Over here in America all the Eastern spiritualities have gotten a bit mushed together. Zen has picked up from yoga and Toaism a belief that a healthy body encourages a clear awareness. I think this is a good thing. Zen can take things a little slower in America, reducing our suffering first by getting us to eat better and stop rushing around so much, while we also practice realizing that our unhealthy, imbalanced life is already Zen.

Myoji Sunim gravely ill

Venerable Myoji Sunim

Photo: A. Jesse Jiryu Davis

On of my favorite Zen masters in New York City, Myoji Sunim, is in the hospital. A message from her temple says,

Myo Ji Sunim had a massive brain hemorrhage yesterday late afternoon and was brought to St. Luke’s Hospital after having been found by a student. She is now in the ICU on life support, waiting for her family to arrive. She is not responsive now. Much of her Sangha was there as well.

UPDATE: Myoji died at 4pm this afternoon, Friday November 4.

I’ve known Myoji for about 5 years. I met her at a Buddhist Council meeting when I was representing the Village Zendo. Myoji always invited the Council to meet at her temple, the Korean Buddhism Jogei Zen Temple on the Upper West Side, and at every meeting she served tea, and huge bowls of Korean leftovers cooked by the temple ladies for the previous day’s service. She periodically interrupted our meetings by shouting “Eat! Drink tea!”

Her energy and competence at organizing all the different sanghas of the Buddhist Council—Tibetans, Sri Lankans, Koreans, Chinese, Japanese, Americans—was awesome. This spring, when the Council was debating whether we had time to organize a Buddha’s Birthday celebration, Myoji interrupted to say she’d raised all the money we’d need and she’d reserved Union Square. Without any drama, she always seemed capable of running circles around the rest of us.
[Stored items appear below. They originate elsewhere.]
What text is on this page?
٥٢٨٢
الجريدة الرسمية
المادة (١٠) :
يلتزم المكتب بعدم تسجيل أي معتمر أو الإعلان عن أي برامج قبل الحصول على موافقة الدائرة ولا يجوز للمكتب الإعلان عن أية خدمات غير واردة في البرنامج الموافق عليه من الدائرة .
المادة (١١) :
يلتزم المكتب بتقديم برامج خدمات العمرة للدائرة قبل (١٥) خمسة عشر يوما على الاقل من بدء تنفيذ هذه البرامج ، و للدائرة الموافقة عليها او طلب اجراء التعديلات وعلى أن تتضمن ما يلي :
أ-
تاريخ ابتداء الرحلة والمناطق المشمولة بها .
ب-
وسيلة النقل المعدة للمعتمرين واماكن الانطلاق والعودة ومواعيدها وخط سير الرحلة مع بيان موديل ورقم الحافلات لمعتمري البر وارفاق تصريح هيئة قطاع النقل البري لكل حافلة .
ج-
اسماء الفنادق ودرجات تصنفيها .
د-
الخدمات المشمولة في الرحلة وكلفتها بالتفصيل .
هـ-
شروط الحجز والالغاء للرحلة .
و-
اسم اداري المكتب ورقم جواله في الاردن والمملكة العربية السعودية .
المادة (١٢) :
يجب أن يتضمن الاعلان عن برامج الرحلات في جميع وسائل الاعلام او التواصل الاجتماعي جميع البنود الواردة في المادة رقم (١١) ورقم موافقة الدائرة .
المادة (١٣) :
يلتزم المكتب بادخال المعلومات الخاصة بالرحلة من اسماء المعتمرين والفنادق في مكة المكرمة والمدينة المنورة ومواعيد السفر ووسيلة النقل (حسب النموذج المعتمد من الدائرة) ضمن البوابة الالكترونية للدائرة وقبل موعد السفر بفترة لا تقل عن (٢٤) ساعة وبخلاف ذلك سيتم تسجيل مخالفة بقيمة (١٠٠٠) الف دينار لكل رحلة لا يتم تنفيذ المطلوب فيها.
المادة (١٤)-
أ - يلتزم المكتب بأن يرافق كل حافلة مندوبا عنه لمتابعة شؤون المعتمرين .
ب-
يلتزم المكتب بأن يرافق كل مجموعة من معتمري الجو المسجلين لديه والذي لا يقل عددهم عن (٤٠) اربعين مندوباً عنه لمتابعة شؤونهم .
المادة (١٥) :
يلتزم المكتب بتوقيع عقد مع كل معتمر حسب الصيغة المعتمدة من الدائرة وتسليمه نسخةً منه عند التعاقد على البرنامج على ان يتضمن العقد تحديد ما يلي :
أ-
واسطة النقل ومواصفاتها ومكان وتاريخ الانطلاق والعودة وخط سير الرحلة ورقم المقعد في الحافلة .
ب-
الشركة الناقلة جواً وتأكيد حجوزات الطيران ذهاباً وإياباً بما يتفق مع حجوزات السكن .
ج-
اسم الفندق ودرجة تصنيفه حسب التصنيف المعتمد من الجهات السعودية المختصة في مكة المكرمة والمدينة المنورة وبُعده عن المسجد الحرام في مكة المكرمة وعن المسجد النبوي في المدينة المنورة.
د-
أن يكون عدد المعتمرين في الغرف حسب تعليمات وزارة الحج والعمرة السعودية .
A good description of Myoji is in a New York Magazine reporter’s encounter with her in 2008:

Myoji Sunim, a bald, preternaturally extroverted Korean monk, opened the door and prattled happily with me for a half-hour over tea…. “Who are you?” she asked. I stared blankly. She tried again. I guessed, “Arianne?” She shook her head. “It’s okay. After practice long time, one day you tell me.” She put a bell in front of me. “What is this?” “A bell?” She shook her head. “It’s empty. That Zen.” She rang a different bell, bowed, and gestured for me to leave.

Eido Roshi Resigns

Photo: Michael Dougan

Eido Shimano Roshi has resigned his leadership of The Zen Studies Society, one of the oldest and most traditional Zen groups in the U.S., and his successor, Shinge Roko Sherry Chayat Roshi, has taken his place. She will lead the society and its main practice center, the Dai Bosatsu Zendo. The society’s newsletter (pdf) says,

Roshi stood before Eido Roshi, who handed a simple wooden staff to her. For a moment, each had one hand grasping the staff, and the two stood eye-to-eye. Eido Roshi released his grip, and the responsibility for a sangha and a tradition shifted from teacher to heir.

Eido Roshi was forced from his position as a result of a sex scandal. A pretty tame one, compared to the sorts of scandals that have plagued American Zen since the 1960s. The New York Times last year had a fascinating overview of the situation. Since I don’t know the people involved and have not sat with the sangha, all I can say is that it seems very sad, and I can sympathize both with the Zen students who wanted Eido Roshi to stay and those who lobbied to have him removed. UPDATE: I’ve been corrected by commenters. In the year since I last read up on the scandal, much more damning info has been published. Forgive me.

The new abbot, Shinge Roshi, announces quietly that a softer and more democratic time is coming for The Zen Studies Society:

There are changes that I envision. I want to cultivate an atmosphere that is harmonious, warm, open, and respectful of everyone. Since my way as a teacher is more relational than hierarchical, I look forward to sharing creative ideas with residents and visitors alike. I welcome past and current students with deep concern for continuing our heritage and love of the Dharma to take part in shaping the future of Dai Bosatsu Zendo.